People have been partying since the dawn of time, but it took quite a while for the noun party, referring to a social gathering, to join the English language, and much longer for the related verb (it's a 20th-century Americanism). Originally, the noun meant "a part of a whole," or "a division, portion, or share." "The fourthe party of this day is goon," wrote medieval author Geoffrey Chaucer in the "The Man of Lawes Prologe" of The Canterbury Tales. The word is a Middle-English borrowing of Anglo-French partie, a noun derived from the verb partir, meaning "to divide." This sense of party fell into disuse in English toward the end of the 17th century, but party is still living it up—and in senses dating back to its beginnings.
Earliest Use of 'Party'
Earliest senses are still found in law books today referring to a part—an individual or a group—constituting one of the sides of a proceeding, transaction, or agreement. If one stops to think about it, the notion of a "party" being a single person might strike one as a bit odd, given that the word is most often used for a gathering of people, not "a party of one." However, it has been used in both ways, in and outside the courts, for centuries—and no one thinks twice about the sole party.
The term party in interest is one common, at least in law, example of singular party. It refers to a person whose rights have been or might be (after final judgment) affected by a legal action, which often concerns the party's pecuniary interests, carried out especially by a government or judicial body.
Legal experts … don't believe the fact that the case as brought in the campaign's name would necessarily shield Trump himself from discovery, since he's the person in charge of the campaign, a likely fact witness and the real party in interest in terms of alleged damages.

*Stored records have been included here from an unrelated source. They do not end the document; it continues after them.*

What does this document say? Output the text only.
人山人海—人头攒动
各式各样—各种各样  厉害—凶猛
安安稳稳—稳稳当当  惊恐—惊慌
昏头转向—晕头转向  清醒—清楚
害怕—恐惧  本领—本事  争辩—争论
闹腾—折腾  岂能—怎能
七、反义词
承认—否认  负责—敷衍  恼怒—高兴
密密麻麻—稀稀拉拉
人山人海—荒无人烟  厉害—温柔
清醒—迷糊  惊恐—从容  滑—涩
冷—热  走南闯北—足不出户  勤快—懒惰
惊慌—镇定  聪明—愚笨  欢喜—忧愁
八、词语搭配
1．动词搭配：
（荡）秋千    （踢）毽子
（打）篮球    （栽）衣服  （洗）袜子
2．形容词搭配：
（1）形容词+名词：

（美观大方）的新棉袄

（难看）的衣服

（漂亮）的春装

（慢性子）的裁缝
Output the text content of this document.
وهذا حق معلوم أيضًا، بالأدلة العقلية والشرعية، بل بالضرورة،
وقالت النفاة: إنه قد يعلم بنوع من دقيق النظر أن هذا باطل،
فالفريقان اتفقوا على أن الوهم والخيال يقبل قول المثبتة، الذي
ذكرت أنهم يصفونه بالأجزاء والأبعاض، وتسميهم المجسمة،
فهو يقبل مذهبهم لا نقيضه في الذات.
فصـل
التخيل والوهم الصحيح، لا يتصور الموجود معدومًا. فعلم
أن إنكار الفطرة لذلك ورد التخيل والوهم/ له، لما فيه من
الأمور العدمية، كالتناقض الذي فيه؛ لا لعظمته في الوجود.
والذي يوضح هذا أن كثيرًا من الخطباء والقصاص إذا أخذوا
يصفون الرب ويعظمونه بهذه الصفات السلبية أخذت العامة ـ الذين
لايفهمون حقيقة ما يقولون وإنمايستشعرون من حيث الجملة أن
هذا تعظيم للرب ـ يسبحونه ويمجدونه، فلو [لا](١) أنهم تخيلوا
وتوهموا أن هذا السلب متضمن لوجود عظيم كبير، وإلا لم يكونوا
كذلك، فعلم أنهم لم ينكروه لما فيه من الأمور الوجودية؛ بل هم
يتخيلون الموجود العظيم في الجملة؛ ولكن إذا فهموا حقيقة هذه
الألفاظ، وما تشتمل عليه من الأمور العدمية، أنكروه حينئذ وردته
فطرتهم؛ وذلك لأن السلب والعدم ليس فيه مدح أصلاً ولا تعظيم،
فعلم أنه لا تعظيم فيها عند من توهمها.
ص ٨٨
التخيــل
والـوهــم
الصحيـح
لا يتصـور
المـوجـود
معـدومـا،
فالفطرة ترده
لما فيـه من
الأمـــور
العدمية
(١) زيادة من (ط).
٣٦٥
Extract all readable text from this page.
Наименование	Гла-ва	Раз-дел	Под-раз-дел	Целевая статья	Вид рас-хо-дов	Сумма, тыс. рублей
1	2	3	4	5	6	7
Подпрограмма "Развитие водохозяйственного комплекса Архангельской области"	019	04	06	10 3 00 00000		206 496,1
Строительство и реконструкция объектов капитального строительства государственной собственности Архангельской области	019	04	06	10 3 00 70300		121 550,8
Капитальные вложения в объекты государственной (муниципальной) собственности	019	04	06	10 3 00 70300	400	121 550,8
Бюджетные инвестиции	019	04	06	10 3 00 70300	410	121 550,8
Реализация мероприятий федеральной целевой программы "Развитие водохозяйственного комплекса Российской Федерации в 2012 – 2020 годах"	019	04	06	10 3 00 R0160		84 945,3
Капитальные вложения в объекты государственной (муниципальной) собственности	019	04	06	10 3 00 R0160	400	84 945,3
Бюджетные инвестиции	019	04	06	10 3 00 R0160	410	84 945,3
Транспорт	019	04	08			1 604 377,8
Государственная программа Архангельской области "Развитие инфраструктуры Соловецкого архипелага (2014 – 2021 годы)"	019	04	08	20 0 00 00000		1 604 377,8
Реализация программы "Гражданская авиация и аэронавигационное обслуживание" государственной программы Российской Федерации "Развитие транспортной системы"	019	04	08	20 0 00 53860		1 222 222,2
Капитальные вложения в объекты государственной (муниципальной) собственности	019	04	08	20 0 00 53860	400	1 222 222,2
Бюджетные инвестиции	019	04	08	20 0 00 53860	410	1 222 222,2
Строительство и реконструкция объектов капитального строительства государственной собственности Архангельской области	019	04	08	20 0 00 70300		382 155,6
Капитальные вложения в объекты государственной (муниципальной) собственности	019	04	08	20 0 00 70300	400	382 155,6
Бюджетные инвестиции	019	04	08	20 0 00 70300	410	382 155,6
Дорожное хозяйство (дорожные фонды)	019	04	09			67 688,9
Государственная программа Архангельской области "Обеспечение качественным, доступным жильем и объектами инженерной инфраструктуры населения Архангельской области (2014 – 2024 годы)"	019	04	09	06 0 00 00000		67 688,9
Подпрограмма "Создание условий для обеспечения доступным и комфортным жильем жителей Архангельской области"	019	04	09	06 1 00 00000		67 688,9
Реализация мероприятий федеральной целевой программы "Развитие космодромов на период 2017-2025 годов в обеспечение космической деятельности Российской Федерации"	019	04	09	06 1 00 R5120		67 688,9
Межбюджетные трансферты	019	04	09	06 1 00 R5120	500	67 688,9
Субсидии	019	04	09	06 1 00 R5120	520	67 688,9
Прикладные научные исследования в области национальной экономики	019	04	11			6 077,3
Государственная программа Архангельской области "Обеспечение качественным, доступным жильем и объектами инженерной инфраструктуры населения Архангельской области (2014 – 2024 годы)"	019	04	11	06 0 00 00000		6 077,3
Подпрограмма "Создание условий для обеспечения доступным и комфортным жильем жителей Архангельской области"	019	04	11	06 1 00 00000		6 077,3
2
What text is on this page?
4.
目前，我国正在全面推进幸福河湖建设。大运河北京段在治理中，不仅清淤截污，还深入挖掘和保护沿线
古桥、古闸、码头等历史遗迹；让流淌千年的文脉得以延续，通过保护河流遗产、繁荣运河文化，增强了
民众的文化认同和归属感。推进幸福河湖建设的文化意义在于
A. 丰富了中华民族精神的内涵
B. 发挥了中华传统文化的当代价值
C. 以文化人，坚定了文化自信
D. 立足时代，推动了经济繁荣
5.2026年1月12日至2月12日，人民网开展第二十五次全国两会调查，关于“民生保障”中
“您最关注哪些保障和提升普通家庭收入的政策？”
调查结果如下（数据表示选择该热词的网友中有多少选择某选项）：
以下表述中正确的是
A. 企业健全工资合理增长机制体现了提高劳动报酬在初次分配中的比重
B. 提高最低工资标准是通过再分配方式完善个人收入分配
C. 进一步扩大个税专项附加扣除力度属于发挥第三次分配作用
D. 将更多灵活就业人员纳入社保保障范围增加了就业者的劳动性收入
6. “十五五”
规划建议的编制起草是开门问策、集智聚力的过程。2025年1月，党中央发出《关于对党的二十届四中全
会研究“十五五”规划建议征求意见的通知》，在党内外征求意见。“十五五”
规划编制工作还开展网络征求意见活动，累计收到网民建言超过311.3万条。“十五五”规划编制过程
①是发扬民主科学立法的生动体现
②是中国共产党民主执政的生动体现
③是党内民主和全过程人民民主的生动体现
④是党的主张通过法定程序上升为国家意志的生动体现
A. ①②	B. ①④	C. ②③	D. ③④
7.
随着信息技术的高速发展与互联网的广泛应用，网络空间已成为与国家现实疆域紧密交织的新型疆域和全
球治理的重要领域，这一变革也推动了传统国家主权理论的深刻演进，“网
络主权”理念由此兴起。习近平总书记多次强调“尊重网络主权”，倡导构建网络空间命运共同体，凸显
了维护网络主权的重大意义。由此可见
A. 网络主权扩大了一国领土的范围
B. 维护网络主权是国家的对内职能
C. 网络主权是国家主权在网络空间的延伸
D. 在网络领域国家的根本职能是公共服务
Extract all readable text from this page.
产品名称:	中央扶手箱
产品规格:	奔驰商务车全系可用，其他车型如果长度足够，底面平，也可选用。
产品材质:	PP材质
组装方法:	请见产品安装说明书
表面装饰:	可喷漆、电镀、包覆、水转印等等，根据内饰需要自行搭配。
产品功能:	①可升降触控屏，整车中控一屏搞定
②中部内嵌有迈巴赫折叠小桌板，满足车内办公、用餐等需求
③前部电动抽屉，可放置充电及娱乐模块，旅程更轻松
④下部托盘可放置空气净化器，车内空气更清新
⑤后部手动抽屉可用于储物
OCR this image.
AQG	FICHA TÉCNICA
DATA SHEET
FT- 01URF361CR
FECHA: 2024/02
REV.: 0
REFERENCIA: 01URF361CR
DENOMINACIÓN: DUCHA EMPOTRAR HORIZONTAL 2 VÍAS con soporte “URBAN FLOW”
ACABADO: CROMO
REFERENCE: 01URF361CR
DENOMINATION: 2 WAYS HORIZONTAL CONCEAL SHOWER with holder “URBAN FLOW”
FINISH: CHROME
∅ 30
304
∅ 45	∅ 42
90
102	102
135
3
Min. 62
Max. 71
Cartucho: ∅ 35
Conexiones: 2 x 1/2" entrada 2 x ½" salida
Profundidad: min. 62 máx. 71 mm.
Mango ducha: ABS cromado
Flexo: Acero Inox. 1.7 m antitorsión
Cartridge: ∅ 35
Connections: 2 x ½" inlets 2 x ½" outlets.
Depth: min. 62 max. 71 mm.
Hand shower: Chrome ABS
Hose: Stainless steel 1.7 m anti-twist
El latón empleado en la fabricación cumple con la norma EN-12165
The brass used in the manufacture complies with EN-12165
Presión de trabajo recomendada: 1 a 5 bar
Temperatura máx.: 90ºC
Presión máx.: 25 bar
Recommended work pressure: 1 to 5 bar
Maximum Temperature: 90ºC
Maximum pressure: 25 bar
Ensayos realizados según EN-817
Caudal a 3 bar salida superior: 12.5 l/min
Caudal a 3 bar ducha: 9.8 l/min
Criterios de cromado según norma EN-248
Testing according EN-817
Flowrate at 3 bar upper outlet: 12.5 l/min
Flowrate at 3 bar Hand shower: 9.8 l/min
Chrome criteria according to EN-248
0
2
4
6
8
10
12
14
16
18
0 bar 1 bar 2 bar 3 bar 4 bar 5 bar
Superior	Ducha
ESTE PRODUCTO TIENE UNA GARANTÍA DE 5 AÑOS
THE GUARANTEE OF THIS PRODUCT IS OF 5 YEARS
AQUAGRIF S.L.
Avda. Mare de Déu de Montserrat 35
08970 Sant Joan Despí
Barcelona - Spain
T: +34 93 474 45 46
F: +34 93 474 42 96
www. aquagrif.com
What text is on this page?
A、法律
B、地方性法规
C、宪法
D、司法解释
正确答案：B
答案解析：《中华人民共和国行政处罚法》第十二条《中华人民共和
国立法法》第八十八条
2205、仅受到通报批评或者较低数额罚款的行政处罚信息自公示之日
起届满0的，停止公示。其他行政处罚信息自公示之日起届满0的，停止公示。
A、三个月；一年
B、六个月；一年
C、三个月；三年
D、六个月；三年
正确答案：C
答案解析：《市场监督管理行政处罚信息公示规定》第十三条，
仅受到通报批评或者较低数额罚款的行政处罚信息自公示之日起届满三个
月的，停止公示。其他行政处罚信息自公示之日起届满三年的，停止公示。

— Erik Wemple, The Washington Post, 5 Mar. 2020
Another word for "a party of one" is third party, which names a person who is not one of the two main people involved in a legal agreement but who is still affected by it in some way.
By the late 14th century, the legal party sense referring to an individual was extended to a participant in any kind of action or affair.
IAGO: Gentlemen all, I do suspect this Trash / To be a party in this injury.
— William Shakespeare, Othello, ca. 1604
Beyond Legal Definitions
A little less than a century later, party begins being used in a jocular manner for a specific person, especially to a person who has reached a certain age.
The girls [the Brontë sisters] were neither mad nor bad nor particularly dangerous to know. Their father, Patrick, was a kind and genial parent; their brother, Branwell, was a talented and resourceful writer; Aunt Elizabeth Branwell was not the ferocious and dogmatic Methodist of myth but a rather flighty old party of advanced views.
— Peter Ackroyd, The New Yorker, 11 Sept. 1995
By the 17th century, party becomes a generic word for "person."
For, to yourself, what you do know, you must, / And cannot say you dare not. Good Camillo, / Your chang'd complexions are to me a mirror / Which shows me mine chang'd too; for I must be / A party in this alteration, finding / Myself thus alter'd with't.
— William Shakespeare, The Winter's Tale, 1610-11
A more recent "party of one" arrived with the 19th-century invention of the telephone when party came to be the name for the user of a telephone, especially one connected to a party line (or party wire), which was a single telephone circuit connecting two or more subscribers (people who owned early telephones) with the exchange (a central office in which telephone lines were once connected). "Your party is on the line" was a common line heard from an operator.
'Party' Referring to Groups
The single party aside, the word is most often celebrated in its signification of a group. Early on, party came to denote a group of people forming one side of a legal case or a contest, battle, etc., as well as to a group united in opinion or action in opposition to others. Additionally, it came to name a detachment of military personnel and a group engaged in the same activity, as in "search party" or "hunting party." In the 17th century, the familiar sense referring to political parties took form: "a group of persons usually sharing a set of political ideals who are organized for the purpose of directing the policies of a government."
About the beginning of the 18th century, English double-dipped and borrowed the French partie, a word for a social gathering for pleasure (as well as for a part of a whole). This word is the source of our social party, which takes part in the names of countless gatherings for entertainment, amusement, or pleasure: "birthday party," "block party," "cocktail party," "dinner party," "house party," "keg party"—the parties go on with parties featuring the presentation and/or demonstration of articles for sale (e.g., a makeup party or a Tupperware party).